Le travail reproductif pourrait être considéré comme étant un secteur d’activité à part entière, qui comprend du domestique non rémunéré et du professionnel déqualifié. Les penser conjointement permet de mettre en évidence la dévalorisation, complète ou partielle, qui les touche, malgré leur aspect central dans l’organisation de la société. C’est ce qui nous a explosé à la figure aussi au moment de la pandémie de Covid.

Se saisir de ce concept serait-il utile dans les contestations sociales ?

FG : Oui, ne serait-ce que parce qu’il permet de rendre compte des difficultés que peuvent rencontrer des personnes pour se mettre en grève. Peut-on arrêter de s’occuper de personnes âgées en Ehpad, ne plus accompagner des enfants en situation de handicap à l’école, ou même arrêter de faire à manger à ses enfants ou les laisser seuls ?
Dans le cadre professionnel, on s’aperçoit que ces métiers sont souvent précaires, et d’ailleurs occupés par des femmes qui vivent non seulement le sexisme, mais aussi souvent le racisme. Et justement, ces femmes se mobilisent depuis plusieurs années : les Atsem [agent·e territorial·e spécialisé·e des écoles maternelles − ndlr]en école maternelle, les AESH [accompagnant·es d’élèves en situation de handicap − ndlr] qui accompagnent des élèves en situation de handicap, les femmes de chambre dans les hôtels, etc.
Penser une grève touchant l’éducation, les hôpitaux, les Ehpad et les associations d’aide à la personne, mais aussi le secteur domestique, cela permettrait de créer un rapport de force certain, en termes de production et de reproduction de la force de travail. Repensons à la pandémie, rien que pour l’éducation nationale : quand les enfants n’ont pas été pris en charge pendant deux mois, ç’a été une sacrée galère…

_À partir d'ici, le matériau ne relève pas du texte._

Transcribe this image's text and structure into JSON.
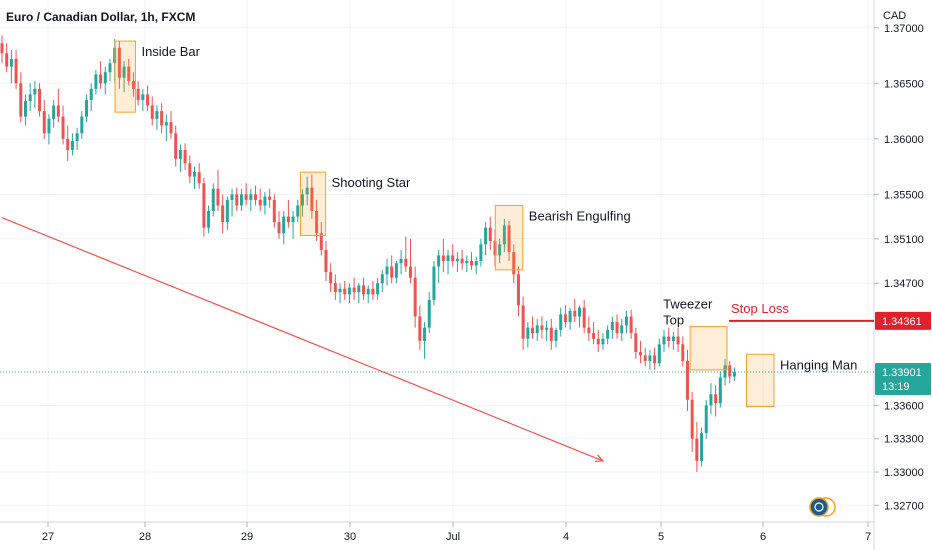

Et pourtant, on peut encore sentir une certaine hésitation du côté des syndicats. Cette année, la majorité d’entre eux ont certes appelé à faire grève le 8 mars. Mais en 2023, en pleine bataille des retraites, ils n’ont pas appelé à faire de cette date une forte journée de grève, alors même qu’ils appelaient à « mettre la France à l’arrêt » le 7 mars. Que signifie cette occasion manquée ?

FG : Dans l’intersyndicale l’an dernier, il n’y avait pas consensus autour de la grève féministe, et ils ont donc simplement appelé à « s’en saisir », sans aller plus loin. Je pense aussi qu’il y avait une focalisation sur des secteurs dont on avait l’idée qu’ils seraient moteurs dans la reconduction de la grève, et qui restent très majoritairement masculins.
Même si beaucoup de militants et de militantes ont œuvré pour que le 8 mars soit devenu une vraie échéance, il reste au fond cette idée que la grève féministe, cela concerne une minorité de la population. Cela n’est pas encore pensé comme une grève qui pourrait concerner tout le monde, qui permette un élargissement des contestations sociales. C’est peut-être cela qu’il faudrait repenser.